We note this week that a hacker group has, once again, reportedly stolen a well-known (and often relied upon) database used by compliance officers to detect unsuitable individuals and companies at account opening, and is demanding a large payment to refrain from releasing it on the Internet. Having spent many years working for two of those companies during much less complicated AML/CFT times, I understand their widespread utility as a major compliance tool. Unfortunately, the advance of technology, and greed and corruption on the part of many amoral government officials in the developing world, have, in my humble opinion, rendered their use ineffective against professional money launderers and terrorist financiers.

Laundrymen, and their terrorist financier cousins, can obtain legitimate official identity documents (passports and ID cards) from corrupt government leaders which, together with supporting official material such as drivers' licenses, real estate deeds and professional certificates, established them as legitimate individuals. These documents survive any attempts to disprove their accuracy, because they are actually genuine. How on earth can a legacy open-source database cope with such documents? The answer simply is, it cannot.

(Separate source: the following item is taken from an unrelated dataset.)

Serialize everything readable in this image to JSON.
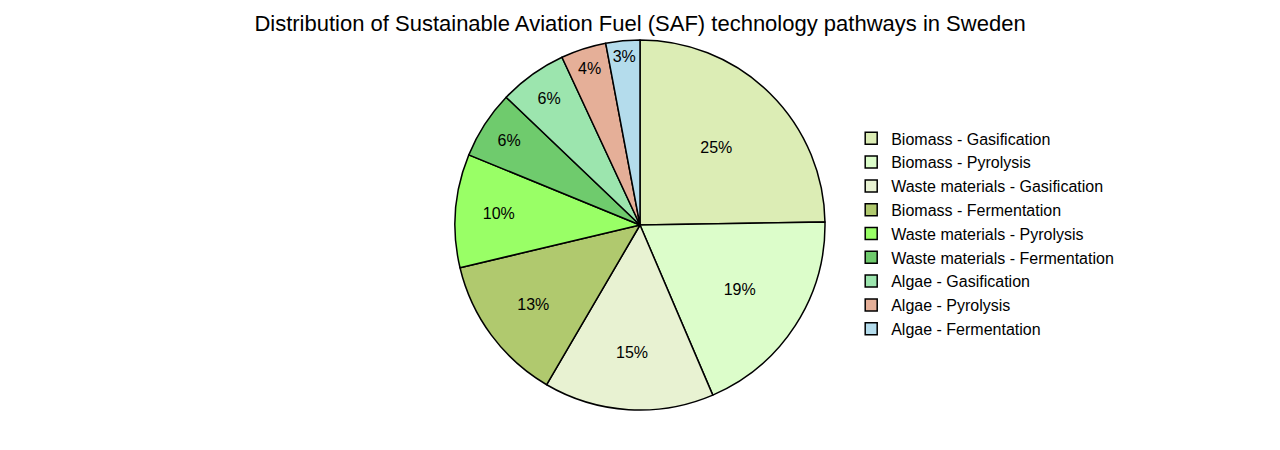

Add to the problem that proliferation of Citizenship by Investment (CBI/CIP) passport sales, conducted by needy or greedy jurisdictions, has resulted in tens of thousands of what are documents, complete with aliases and bogus places and dates of birth, which are used by money launderers and terrorist financiers to open accounts in laces where, with a nod and a wink, placement of money that should have been blocked is admitted into the global financial structure, only to traverse the world with impunity.

We now have a perfect storm for the success of money laundering, thanks to these two tools for laundrymen determined, and able, to defeat traditional compliance tactics. Only through the use of facial recognition software, backed up by an impressive image database, and supported by a vigorous enhanced due diligence investigation each time, can success at customer identification be assured, with any degree of consistency and accuracy, and I do not see that happening at most banks and non-bank financial institutions in 2024.

Therefore, please stop your blind faith that any legacy commercial-of-the-shelf database will protect your bank from professional money launderers, and their terrorist financier brethren, and move forward, using these effective tools, notwithstanding their expense, and the additional time and trouble involved, if you truly want to be an effective compliance officer at CIP, and keep out the financial barbarians at the gates, because right now, your toolbox isn't working.